De SBOA-advocaten beweren dat andere ministers, waaronder minister van Landbouw Ted McMeekin en Kathleen Wynne, die McGuinty als premier zouden opvolgen, geschokt waren toen ze hoorden dat SARP zou worden geannuleerd met een opzegtermijn van één jaar en dat de paardenracesindustrie geen compensatie zou ontvangen. Beide politici waren van mening dat het plan was om te gaan met een uitfasering van drie jaar en compensatie.

"McMeekin zei dat hij van de beslissing hoorde toen het publiek dat deed:'het kleine beetje overleg dat we hadden gehad leek in een andere richting te gaan en toen werd het plotseling overboord gegooid' en 'er gebeurde iets magisch'. besluit was 'aan het kabinet ontsprongen'. Hij zei dat het driejarenplan niet de schade zou hebben veroorzaakt die het besluit 'naar $ 0' deed.'

“Premier Wynne werd geïnformeerd over het driejarenplan. Ze getuigde dat ze 'geen betrokkenheid had bij of blootgesteld was aan' de beslissing 'ga naar $ 0'. Ze begreep pas wat er ruim na de kabinetsvergadering was besloten. Beiden zeiden dat de beslissing niet goed of 'doordacht' was genomen of met 'de nodige aandacht' voor de gevolgen ervan.

“Cabinet kreeg te horen dat er uitgebreid overleg was met de industrie en experts. Er was geen overleg zoals de heer Philips en de heer Shortill bevestigden.'
Toen de SARP eenmaal was geannuleerd, gingen de regerende liberalen in de aanval om te proberen het te gebruiken als een wigkwestie tegen de progressieve conservatieven.

“Op 26 februari (2012), toen de angst zich in het midden van het broedseizoen door de industrie verspreidde, bracht de liberale partij advertenties voor radioaanvallen uit:Wist je dat de pc's van Tim Hudak een geheime subsidie ​​startten voor een paar zeer rijke eigenaren van racebanen? En nu in deze tijden van terughoudendheid, zegt Tim Hudak dat deze rijke uitbetalingen moeten worden beschermd.
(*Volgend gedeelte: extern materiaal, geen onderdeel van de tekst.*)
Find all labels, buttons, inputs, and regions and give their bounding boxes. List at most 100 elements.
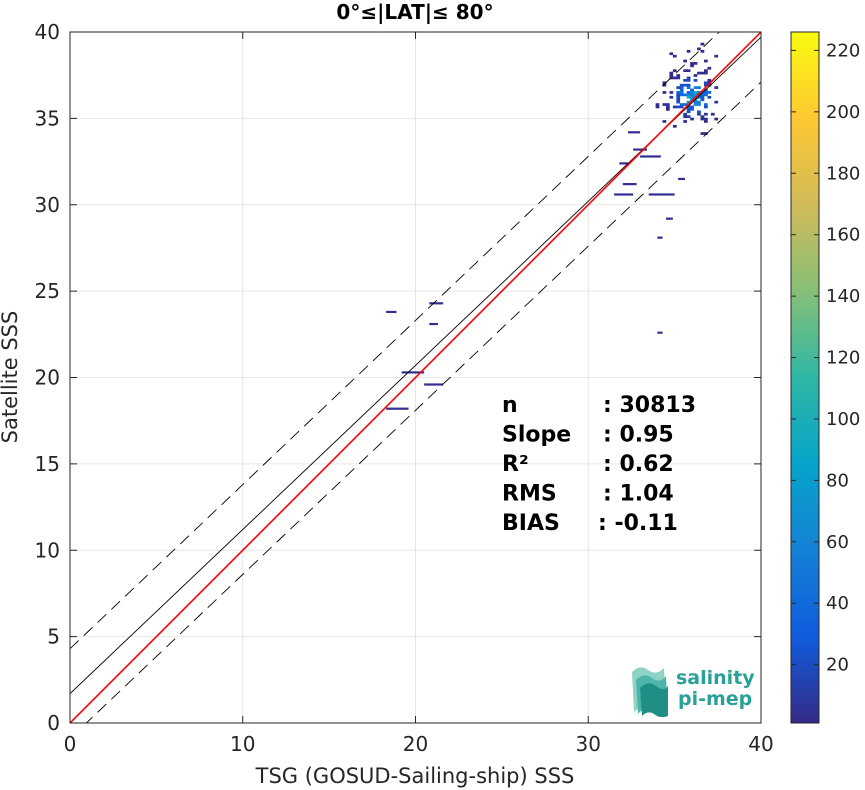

Hij zou de hele dag kleuterschool annuleren, waardoor 50.000 vier- en vijfjarigen gestrand zouden blijven. Gaan we echt meer uitgeven aan paardenraces dan een hele dag kleuterschool? De pc's moeten doen wat goed is. Vertel Tim Hudak dat zijn prioriteiten niet jouw prioriteiten zijn.'

Voormalig WEG-CEO David Willmot getuigde dat de advertenties "het meest verachtelijke gedrag van een regering waren dat ik ooit in mijn leven heb gezien", zei voormalig PC-kabinetminister John Snobelen dat ze "onnauwkeurig waren ... tot een onaanvaardbaar niveau, zelfs in een politieke advertentie" en "absoluut niet waar ..." Hij getuigde, net als Wynne, dat de advertenties ervoor zouden zorgen dat fokkers "diepe bezorgdheid zouden hebben over hun levensonderhoud en de levensvatbaarheid van hun fokkerijactiviteiten en boerderijen." Phillips getuigde dat de advertenties onnauwkeurig waren en geen kansspelbeleid voerden. McMeekin zei dat de advertenties "me wegbliezen". McGuinty getuigde dat de advertenties "rekbaar" waren met de waarheid, "vloeibaar" met de waarheid en "waarheid". Hij was het ermee eens dat fokkers van standaardrassen "oneerlijk werden gekarakteriseerd", en dat de industrie een "incidenteel slachtoffer [y]... [u]nfair... en niet iets was dat ik zou steunen."

Dit alles suggereert op zijn minst wat velen in de paardenrace-industrie al vermoeden:dat er sprake was van grove incompetentie van de OLG en de liberale regering in het SARP-dossier.